Hay una carta que nunca salió de mis manos, una carta que se convirtió en testigo de lo que nunca fui capaz de decirte. No era vergüenza lo que me detenía, sino algo más delicado, una fragilidad que se alimentaba del silencio, que crecía en la sombra de mi partida.
Esa carta, un pedazo de papel que comencé hace año y medio, ha seguido viva, como una constante confesión, como un eco que no se apaga, a pesar del tiempo que ha pasado.
Creí que, al escribirla, el peso que llevaba en el corazón se aligeraría, que mis sentimientos podrían fluir y encontrar un lugar donde reposar. Llené cada línea con todo lo que tenía: palabras que parecían demasiado grandes para ser dichas, emociones que no encontraba cómo expresar, y, por supuesto, girasoles que hablaban en su propio lenguaje de todo lo que nunca pude articular.
En esa total transparencia, me desnudé ante el papel, con la esperanza de que, al revelarlo todo, algo dentro de mí encontraría descanso.

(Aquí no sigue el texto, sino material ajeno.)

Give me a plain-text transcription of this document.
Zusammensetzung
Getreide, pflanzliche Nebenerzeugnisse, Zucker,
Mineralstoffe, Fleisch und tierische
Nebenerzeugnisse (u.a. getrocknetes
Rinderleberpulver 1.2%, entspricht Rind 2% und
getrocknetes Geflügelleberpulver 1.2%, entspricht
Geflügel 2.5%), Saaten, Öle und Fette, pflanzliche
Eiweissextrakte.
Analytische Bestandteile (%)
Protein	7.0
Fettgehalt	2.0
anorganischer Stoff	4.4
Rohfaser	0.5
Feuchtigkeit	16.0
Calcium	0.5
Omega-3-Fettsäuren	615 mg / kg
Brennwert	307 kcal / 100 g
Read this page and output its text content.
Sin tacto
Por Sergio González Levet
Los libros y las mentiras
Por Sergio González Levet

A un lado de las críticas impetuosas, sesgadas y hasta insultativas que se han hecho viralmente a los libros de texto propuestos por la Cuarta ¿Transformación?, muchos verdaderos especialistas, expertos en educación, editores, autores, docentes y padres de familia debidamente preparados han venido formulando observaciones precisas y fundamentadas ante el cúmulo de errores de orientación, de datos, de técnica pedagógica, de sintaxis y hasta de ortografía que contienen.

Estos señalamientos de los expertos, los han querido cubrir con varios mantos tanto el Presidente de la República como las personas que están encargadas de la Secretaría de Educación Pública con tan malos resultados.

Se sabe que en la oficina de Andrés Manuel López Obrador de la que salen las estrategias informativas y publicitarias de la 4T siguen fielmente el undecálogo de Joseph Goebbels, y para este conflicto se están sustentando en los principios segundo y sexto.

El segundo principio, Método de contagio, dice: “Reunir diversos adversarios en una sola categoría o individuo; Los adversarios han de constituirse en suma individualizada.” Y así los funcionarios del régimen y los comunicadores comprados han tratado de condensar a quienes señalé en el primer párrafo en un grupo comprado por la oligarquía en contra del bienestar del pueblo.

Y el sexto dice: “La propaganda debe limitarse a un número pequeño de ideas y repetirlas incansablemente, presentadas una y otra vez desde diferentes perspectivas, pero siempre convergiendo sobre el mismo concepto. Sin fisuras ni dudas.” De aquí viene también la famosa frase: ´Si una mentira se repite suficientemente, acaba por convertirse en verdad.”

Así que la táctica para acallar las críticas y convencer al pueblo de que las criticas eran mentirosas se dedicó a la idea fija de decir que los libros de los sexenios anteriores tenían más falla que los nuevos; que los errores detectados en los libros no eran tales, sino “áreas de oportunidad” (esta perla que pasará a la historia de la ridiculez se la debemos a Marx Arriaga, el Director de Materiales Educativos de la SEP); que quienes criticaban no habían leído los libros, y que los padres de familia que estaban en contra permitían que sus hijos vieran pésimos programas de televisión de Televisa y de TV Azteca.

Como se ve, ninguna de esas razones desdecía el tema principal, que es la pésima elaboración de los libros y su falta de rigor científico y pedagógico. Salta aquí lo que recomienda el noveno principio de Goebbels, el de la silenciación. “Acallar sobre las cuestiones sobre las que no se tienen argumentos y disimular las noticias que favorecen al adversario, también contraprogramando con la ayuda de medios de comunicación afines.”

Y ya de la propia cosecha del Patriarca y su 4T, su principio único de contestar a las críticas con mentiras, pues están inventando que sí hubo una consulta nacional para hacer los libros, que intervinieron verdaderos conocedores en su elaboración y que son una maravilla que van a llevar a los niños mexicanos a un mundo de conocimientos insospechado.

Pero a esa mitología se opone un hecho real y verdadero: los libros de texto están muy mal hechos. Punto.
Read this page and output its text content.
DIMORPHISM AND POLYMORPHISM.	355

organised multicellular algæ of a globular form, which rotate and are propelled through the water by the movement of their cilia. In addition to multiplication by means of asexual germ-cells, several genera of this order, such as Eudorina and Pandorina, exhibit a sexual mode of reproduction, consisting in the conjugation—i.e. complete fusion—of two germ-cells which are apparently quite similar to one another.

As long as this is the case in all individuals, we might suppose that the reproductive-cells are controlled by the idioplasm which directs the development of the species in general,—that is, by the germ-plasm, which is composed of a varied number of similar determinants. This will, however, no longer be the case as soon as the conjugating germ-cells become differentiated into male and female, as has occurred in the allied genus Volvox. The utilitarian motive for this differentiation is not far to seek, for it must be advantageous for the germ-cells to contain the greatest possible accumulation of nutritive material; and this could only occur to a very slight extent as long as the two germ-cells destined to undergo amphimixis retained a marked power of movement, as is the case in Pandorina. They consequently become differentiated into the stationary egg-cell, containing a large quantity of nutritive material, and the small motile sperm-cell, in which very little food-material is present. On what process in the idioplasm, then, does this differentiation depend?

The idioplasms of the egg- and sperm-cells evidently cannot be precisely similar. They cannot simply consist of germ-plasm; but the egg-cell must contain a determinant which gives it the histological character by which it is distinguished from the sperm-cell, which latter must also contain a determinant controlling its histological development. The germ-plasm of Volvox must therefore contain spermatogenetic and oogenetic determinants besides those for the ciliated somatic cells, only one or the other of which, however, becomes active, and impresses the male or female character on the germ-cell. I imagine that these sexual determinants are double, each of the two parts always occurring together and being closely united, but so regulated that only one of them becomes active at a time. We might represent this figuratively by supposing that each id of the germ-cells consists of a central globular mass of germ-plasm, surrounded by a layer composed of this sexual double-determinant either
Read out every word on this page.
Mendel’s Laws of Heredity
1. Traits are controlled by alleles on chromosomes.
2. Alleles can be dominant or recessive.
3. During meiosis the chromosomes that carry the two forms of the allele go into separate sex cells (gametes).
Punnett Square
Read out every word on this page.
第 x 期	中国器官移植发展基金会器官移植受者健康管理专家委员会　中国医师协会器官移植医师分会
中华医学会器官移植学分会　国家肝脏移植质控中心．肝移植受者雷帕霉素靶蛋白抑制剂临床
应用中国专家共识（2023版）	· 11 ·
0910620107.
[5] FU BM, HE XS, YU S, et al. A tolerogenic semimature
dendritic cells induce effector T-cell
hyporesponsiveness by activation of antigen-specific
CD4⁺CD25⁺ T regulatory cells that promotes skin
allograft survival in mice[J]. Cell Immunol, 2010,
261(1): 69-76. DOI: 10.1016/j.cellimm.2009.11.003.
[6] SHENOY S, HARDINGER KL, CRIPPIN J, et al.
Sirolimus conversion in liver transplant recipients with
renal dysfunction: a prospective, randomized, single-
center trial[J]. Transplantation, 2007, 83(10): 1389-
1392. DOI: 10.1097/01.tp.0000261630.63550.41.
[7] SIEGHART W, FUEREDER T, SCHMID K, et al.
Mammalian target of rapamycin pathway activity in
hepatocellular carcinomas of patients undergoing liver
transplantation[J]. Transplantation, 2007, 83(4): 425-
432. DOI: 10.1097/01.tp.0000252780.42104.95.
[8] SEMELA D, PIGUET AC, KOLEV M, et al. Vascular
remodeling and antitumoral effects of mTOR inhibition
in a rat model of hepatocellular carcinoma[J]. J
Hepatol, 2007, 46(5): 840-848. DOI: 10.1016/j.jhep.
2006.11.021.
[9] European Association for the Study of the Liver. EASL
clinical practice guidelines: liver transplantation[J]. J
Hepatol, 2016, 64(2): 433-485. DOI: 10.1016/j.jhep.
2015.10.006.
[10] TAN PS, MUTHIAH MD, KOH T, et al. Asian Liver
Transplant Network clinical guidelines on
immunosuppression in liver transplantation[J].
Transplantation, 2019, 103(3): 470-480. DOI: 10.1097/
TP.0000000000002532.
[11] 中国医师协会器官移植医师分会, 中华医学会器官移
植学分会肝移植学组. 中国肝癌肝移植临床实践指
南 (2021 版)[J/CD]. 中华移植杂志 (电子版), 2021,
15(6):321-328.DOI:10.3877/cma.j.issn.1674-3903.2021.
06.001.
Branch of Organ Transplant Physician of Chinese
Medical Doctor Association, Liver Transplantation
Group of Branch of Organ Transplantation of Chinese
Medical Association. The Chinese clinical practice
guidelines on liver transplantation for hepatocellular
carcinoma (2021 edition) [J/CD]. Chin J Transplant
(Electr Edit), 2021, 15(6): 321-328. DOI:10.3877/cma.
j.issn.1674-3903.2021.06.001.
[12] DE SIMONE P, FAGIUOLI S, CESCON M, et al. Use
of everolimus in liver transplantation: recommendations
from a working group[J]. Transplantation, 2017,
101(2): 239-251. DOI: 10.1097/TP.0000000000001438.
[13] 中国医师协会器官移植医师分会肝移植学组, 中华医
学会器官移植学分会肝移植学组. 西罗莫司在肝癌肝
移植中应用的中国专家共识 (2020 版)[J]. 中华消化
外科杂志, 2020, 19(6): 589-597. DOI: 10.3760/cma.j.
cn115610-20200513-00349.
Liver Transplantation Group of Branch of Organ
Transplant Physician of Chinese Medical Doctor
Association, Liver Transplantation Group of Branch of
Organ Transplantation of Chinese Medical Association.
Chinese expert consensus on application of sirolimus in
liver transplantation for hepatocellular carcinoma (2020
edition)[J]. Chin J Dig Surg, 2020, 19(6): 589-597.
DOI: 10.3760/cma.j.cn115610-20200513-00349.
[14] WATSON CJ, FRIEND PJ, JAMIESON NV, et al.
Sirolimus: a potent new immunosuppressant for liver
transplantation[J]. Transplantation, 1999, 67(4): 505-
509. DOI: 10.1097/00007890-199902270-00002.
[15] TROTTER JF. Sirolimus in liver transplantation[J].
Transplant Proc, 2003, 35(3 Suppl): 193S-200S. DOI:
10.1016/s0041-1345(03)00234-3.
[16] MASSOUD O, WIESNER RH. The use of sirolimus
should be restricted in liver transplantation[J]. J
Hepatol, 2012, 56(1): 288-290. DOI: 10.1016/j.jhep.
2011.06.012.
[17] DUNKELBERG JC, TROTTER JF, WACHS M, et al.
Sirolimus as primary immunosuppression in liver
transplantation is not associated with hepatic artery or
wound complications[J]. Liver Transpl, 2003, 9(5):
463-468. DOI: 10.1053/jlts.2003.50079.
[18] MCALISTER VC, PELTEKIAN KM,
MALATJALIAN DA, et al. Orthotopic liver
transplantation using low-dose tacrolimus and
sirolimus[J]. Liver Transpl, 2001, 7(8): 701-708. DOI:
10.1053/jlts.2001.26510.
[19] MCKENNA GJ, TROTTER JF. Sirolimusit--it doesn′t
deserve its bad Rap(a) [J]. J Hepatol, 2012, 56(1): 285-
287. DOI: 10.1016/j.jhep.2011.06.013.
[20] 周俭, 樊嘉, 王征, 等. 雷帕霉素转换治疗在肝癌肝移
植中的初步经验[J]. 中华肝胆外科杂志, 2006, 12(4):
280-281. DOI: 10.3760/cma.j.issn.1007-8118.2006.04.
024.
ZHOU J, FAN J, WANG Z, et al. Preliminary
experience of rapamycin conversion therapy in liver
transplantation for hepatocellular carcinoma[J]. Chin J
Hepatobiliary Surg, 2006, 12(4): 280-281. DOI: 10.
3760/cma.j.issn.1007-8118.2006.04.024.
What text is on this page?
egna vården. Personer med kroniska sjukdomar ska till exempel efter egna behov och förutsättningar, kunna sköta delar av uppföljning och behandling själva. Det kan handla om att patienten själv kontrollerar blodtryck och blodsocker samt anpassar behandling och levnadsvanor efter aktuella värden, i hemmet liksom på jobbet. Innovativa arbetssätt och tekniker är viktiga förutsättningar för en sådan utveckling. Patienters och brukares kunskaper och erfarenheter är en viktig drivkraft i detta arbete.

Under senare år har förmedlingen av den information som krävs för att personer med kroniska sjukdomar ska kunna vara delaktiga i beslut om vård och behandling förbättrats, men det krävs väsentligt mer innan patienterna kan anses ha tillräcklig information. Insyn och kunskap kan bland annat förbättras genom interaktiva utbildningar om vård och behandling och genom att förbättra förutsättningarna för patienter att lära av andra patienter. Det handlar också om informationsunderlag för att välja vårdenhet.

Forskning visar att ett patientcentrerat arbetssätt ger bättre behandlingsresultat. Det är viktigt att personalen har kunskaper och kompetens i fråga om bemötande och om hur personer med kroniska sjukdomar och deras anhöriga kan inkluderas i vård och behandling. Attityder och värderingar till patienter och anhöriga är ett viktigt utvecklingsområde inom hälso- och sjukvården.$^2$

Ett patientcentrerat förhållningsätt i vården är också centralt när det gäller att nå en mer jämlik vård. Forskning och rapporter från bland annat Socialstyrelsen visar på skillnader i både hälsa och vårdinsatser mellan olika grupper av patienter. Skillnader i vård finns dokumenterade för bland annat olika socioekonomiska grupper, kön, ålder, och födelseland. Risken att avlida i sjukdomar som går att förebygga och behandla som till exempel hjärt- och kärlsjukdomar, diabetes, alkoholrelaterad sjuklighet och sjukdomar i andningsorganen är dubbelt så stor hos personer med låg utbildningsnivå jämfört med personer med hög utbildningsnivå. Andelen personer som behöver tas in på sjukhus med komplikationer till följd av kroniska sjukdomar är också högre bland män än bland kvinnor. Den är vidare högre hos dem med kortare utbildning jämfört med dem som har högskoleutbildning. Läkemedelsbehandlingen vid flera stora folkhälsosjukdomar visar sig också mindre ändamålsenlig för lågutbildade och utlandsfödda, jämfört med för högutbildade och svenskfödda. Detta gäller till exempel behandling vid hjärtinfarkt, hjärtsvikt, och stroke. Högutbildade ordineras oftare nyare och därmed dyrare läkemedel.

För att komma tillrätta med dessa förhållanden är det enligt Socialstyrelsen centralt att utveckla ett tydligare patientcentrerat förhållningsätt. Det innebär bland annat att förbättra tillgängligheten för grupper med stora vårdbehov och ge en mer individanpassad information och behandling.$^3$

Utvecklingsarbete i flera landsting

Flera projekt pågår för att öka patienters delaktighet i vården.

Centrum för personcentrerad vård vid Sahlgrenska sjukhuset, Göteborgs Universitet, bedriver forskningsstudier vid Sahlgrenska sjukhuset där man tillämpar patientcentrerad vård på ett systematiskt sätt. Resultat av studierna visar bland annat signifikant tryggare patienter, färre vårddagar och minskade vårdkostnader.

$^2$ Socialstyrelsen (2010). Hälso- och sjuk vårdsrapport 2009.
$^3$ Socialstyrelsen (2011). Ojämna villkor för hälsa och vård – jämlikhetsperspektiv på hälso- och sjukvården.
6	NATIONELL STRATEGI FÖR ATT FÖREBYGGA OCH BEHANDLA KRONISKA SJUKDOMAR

Sin embargo, la paradoja se presentó de una sutil manera. Cuanto más escribía, cuanto más profundizaba en lo que sentía por ti, menos alivio encontraba. Lejos de liberarme, lo que sentía por ti crecía, se volvía más nítido, más fuerte.
La carta que debía ser el vehículo de mi liberación se transformó en el recordatorio de lo que nunca podré olvidar.